Earlier this week, I was on MSNBC discussing (with Stephanie Ruhle) Robert Mercer / Renaissance Technologies in re. the "basket options" tax avoidance scheme that they are reported to have used to the tune of $6.8 billion or so. I'm told that the feature may air again later this week, but you needn't wait if you click here. It's about a 4-minute clip, and I first appear at about 2:30. It also features Steve Rosenthal.
The interview was taped a couple of weeks back. So I hadn't known exactly when it would air. But then I heard about it from excited fans (so to speak).

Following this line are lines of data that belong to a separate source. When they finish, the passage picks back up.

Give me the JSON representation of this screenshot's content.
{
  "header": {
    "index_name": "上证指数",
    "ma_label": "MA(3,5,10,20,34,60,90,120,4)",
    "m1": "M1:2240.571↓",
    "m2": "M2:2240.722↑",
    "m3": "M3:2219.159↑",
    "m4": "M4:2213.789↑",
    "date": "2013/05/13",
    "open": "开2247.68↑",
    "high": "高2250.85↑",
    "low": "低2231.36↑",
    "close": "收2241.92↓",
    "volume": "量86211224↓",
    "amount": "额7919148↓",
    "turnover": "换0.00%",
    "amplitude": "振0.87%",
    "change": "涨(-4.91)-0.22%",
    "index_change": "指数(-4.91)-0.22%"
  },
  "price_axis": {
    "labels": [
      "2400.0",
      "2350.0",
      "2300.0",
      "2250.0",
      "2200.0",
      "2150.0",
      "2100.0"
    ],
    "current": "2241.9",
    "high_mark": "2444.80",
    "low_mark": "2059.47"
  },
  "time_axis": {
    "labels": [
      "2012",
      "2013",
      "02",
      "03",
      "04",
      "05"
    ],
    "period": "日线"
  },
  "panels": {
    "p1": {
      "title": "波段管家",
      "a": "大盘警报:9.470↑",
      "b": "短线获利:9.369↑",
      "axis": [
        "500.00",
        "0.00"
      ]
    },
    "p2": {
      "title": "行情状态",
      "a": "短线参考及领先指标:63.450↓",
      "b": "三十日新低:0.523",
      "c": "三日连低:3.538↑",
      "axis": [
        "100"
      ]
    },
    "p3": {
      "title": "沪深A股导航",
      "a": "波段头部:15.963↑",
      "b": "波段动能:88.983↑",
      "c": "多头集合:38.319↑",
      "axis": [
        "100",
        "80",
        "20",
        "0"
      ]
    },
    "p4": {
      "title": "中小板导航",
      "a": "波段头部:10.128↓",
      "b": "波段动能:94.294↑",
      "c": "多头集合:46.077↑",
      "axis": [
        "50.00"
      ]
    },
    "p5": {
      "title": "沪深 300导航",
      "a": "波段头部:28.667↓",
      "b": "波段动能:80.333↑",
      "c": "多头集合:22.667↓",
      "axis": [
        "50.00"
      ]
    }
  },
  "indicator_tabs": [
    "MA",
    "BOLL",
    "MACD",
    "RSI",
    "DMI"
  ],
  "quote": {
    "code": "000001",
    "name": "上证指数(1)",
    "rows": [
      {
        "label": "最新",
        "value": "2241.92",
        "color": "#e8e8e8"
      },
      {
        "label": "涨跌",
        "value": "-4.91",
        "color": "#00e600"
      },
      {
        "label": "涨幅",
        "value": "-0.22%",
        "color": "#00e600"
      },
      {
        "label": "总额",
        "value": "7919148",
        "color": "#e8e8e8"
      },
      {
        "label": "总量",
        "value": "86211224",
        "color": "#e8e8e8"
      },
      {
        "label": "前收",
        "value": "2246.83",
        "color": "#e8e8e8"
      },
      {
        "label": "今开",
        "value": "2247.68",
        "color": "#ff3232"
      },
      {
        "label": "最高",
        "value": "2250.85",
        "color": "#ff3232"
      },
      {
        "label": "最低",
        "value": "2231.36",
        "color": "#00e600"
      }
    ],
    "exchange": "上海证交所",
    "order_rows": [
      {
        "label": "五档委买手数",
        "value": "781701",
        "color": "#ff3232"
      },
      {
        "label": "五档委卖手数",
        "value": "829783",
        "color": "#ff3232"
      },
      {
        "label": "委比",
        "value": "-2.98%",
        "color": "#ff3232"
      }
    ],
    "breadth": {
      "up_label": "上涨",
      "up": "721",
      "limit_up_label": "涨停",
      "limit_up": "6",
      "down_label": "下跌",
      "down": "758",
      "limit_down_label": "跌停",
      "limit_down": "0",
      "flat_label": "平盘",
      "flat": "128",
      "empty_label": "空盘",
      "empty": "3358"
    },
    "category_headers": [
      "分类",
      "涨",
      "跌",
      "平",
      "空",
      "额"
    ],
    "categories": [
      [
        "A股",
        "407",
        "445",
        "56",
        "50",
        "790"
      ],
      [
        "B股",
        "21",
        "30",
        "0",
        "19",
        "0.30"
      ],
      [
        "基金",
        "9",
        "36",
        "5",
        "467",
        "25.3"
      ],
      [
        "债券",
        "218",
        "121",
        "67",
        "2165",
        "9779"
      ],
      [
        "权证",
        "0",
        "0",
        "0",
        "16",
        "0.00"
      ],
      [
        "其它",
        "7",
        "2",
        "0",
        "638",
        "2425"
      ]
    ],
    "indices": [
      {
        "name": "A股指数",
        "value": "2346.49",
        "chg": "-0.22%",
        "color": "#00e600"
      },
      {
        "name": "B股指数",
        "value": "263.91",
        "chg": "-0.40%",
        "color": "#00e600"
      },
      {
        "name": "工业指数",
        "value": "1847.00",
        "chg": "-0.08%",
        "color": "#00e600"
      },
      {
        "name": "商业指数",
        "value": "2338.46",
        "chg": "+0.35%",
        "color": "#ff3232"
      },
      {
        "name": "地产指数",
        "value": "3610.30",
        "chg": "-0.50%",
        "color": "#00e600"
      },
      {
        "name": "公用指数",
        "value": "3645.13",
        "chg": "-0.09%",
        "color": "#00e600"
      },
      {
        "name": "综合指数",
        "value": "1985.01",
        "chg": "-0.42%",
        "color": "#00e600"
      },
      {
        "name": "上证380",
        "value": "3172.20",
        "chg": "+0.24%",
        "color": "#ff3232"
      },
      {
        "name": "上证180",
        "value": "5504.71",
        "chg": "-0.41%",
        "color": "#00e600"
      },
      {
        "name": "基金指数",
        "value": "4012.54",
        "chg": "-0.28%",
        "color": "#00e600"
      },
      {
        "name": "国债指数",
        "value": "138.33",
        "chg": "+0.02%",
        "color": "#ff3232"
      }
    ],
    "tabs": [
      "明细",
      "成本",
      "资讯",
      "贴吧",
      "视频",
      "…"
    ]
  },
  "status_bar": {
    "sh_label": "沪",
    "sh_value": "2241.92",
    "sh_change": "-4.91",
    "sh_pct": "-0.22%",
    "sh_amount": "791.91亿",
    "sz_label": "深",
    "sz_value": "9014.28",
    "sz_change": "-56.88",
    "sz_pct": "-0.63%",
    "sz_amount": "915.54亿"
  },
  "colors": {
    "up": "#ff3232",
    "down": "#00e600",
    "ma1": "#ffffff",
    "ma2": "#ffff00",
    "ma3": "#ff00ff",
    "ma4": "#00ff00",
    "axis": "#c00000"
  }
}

I think there's a possible journalistic backstory to this that doesn't appear in the piece, but that may have helped to motivate general press interest. Mercer's political activism has increased since the IRS started questioning his reported $6.8 billion of claimed tax benefits from the basket options, and I gather that his involvement has extended to the conservative campaign against the IRS Commissioner. One might deem this a bit tactless and tasteless, although Mercer certainly appears to have far bigger (and, I would say, more rancid) fish to fry than "just" a possible $6.8B tax liability.
Another question that I suspect has prompted journalistic interest in the story pertains to whether the Trump Administration would interfere with the IRS to Mercer's benefit. When I've been asked about this, I've said that for decades we have had clear norms that generally prevent any such thing from happening. These norms and institutional barriers date back to Nixon, who tried to weaponize the IRS against his political foes, and thereby provoked a whole lot of pushback.
But we do of course live in an era when norms of fair and honest governance seem to be increasingly under threat. So, while this would not have been a major concern at any time in the last 40+ years, who knows what one should expect today.